Я взяла покупки в туалет в задней части универсама. Закрыла за собой дверь и, все ещё дрожа, сняла мокрую одежду. Прочистила раны на плече и бицепсе, залила их «жидкой кожей» и перевязала марлей. Раны по-прежнему воспаленно пульсировали, но были не настолько глубокими, чтобы накладывать швы. Пуля лишь оцарапала моё плечо, а не прострелила его.

Конечно, я могла зайти к Джо-Джо и отдаться её заботе. Несколько минут с целительницей-элементалью Воздуха, и я бы чувствовала себя так, будто неделю отдыхала в роскошном спа. Но времени на это не было.

Особенно если я хочу добраться до Флетчера и Финна, пока их не убили.

Обрызгавшись дезодорантом и освежителем, переодевшись в сухое и разжевав таблетку аспирина, я снова попыталась дозвониться до Лейнов. Никто не ответил.

Я сорвала с перчаток целлофан и распихала их по карманам кофты и джинсов, а парочку засунула в ботинки. Выбросила окровавленную одежду в мусорный бак. Прятать её нет смысла. Это обычная одежда, которую можно найти в любом универсаме. И монограммы «Собственность Джин Бланко» я на ней не вышивала.

Кроме того, если Донован Кейн умен, то он проверит каждый магазин, заправку и службу такси в радиусе пяти миль от здания оперы. Рано или поздно он получит запись с камер наблюдения из зала универсама. Он узнает, что я приходила сюда, чтобы привести себя в порядок.

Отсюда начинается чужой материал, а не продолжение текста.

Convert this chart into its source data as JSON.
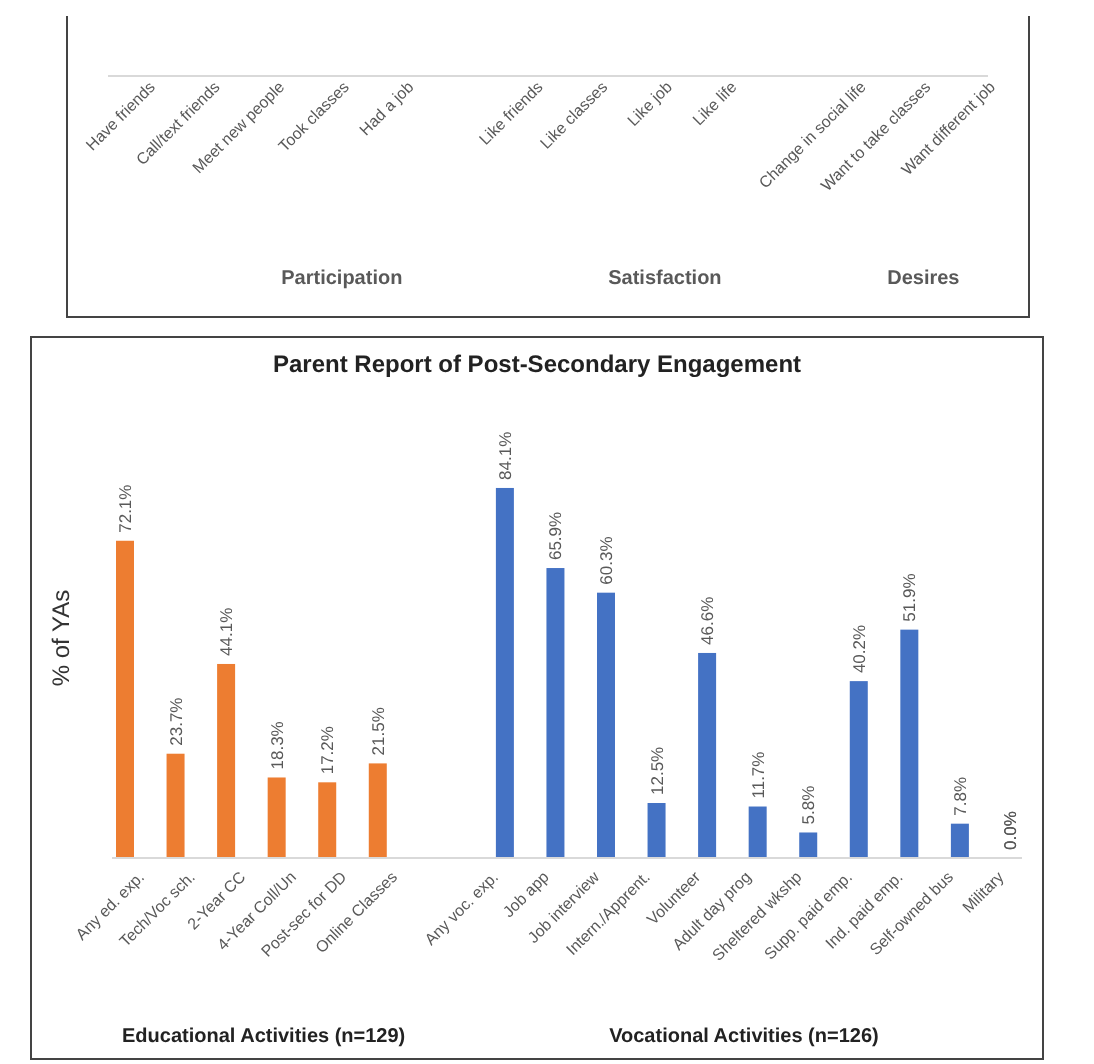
{
  "chart_data": [
    {
      "type": "other",
      "categories": [
        "Have friends",
        "Call/text friends",
        "Meet new people",
        "Took classes",
        "Had a job",
        null,
        "Like friends",
        "Like classes",
        "Like job",
        "Like life",
        null,
        "Change in social life",
        "Want to take classes",
        "Want different job"
      ],
      "annotations": [
        {
          "text": "Participation",
          "x": "Took classes"
        },
        {
          "text": "Satisfaction",
          "x": "Like job"
        },
        {
          "text": "Desires",
          "x": "Want to take classes"
        }
      ]
    },
    {
      "type": "bar",
      "title": "Parent Report of Post-Secondary Engagement",
      "ylabel": "% of YAs",
      "categories": [
        "Any ed. exp.",
        "Tech/Voc sch.",
        "2-Year CC",
        "4-Year Coll/Un",
        "Post-sec for DD",
        "Online Classes",
        null,
        "Any voc. exp.",
        "Job app",
        "Job interview",
        "Intern./Apprent.",
        "Volunteer",
        "Adult day prog",
        "Sheltered wkshp",
        "Supp. paid emp.",
        "Ind. paid emp.",
        "Self-owned bus",
        "Military"
      ],
      "series": [
        {
          "color": "#ed7d31",
          "values": [
            72.1,
            23.7,
            44.1,
            18.3,
            17.2,
            21.5,
            null,
            null,
            null,
            null,
            null,
            null,
            null,
            null,
            null,
            null,
            null,
            null
          ],
          "value_labels": [
            "72.1%",
            "23.7%",
            "44.1%",
            "18.3%",
            "17.2%",
            "21.5%",
            null,
            null,
            null,
            null,
            null,
            null,
            null,
            null,
            null,
            null,
            null,
            null
          ]
        },
        {
          "color": "#4472c4",
          "values": [
            null,
            null,
            null,
            null,
            null,
            null,
            null,
            84.1,
            65.9,
            60.3,
            12.5,
            46.6,
            11.7,
            5.8,
            40.2,
            51.9,
            7.8,
            0.0
          ],
          "value_labels": [
            null,
            null,
            null,
            null,
            null,
            null,
            null,
            "84.1%",
            "65.9%",
            "60.3%",
            "12.5%",
            "46.6%",
            "11.7%",
            "5.8%",
            "40.2%",
            "51.9%",
            "7.8%",
            "0.0%"
          ]
        }
      ],
      "tick_labels": "x",
      "annotations": [
        "Educational Activities (n=129)",
        "Vocational Activities (n=126)"
      ]
    }
  ]
}
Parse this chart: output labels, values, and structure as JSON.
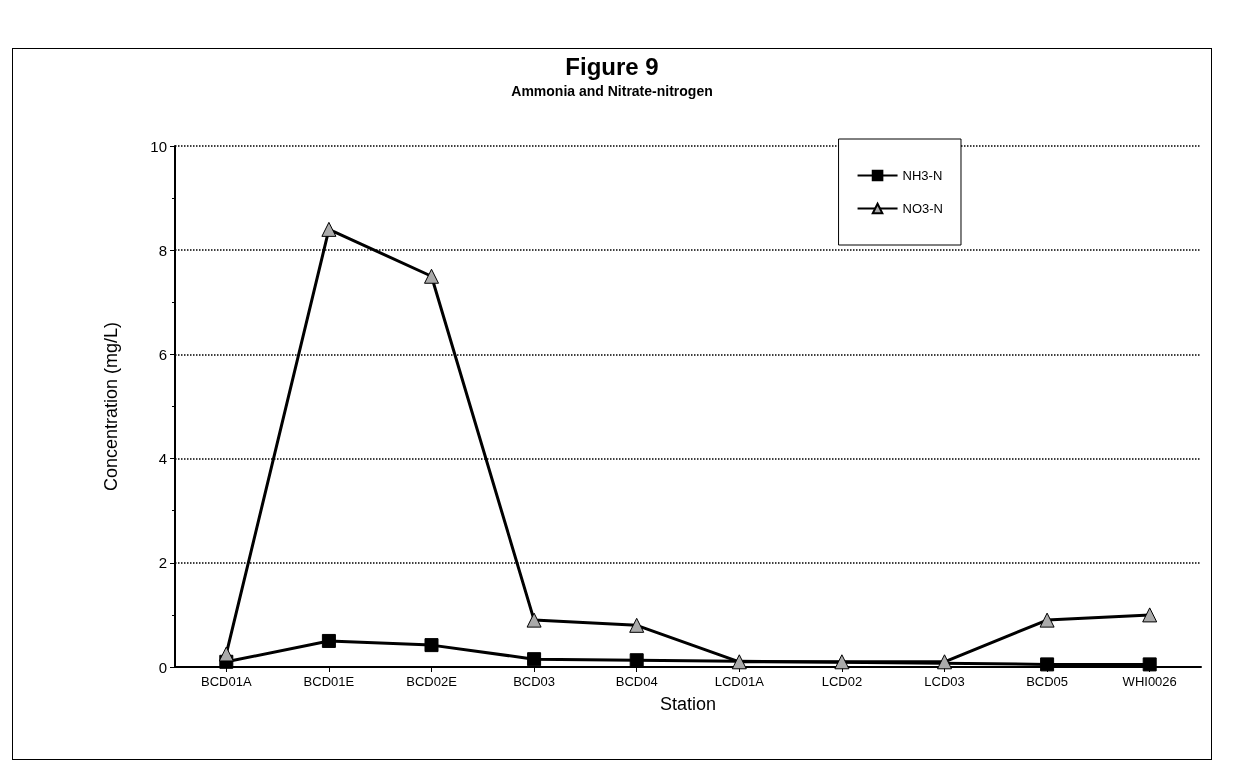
{
  "chart_data": {
    "type": "line",
    "title": "Figure 9",
    "subtitle": "Ammonia and Nitrate-nitrogen",
    "xlabel": "Station",
    "ylabel": "Concentration (mg/L)",
    "categories": [
      "BCD01A",
      "BCD01E",
      "BCD02E",
      "BCD03",
      "BCD04",
      "LCD01A",
      "LCD02",
      "LCD03",
      "BCD05",
      "WHI0026"
    ],
    "series": [
      {
        "name": "NH3-N",
        "color": "#000000",
        "marker": "square",
        "values": [
          0.1,
          0.5,
          0.42,
          0.15,
          0.13,
          null,
          null,
          null,
          0.05,
          0.05
        ]
      },
      {
        "name": "NO3-N",
        "color": "#000000",
        "marker": "triangle",
        "values": [
          0.25,
          8.4,
          7.5,
          0.9,
          0.8,
          0.1,
          0.1,
          0.1,
          0.9,
          1.0
        ]
      }
    ],
    "ylim": [
      0,
      10
    ],
    "yticks": [
      0,
      2,
      4,
      6,
      8,
      10
    ],
    "grid": "y",
    "legend": "top right",
    "line_style": "solid"
  }
}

Но больше ничего не узнает.

Я разорвала пластиковые упаковки ножей и проверила остроту одного из них подушечкой большого пальца. Не такой острый, как мне нравится, баланс нарушен, а деревянная ручка скользкая, как дерьмо в жаркий летний день, но сойдет. На самом деле, сойдет все что угодно — все зависит от человека, в чьих руках находится оружие. Я сунула два ножа в рукава, один под ремень, а ещё два — в ботинки, рядом с перчатками.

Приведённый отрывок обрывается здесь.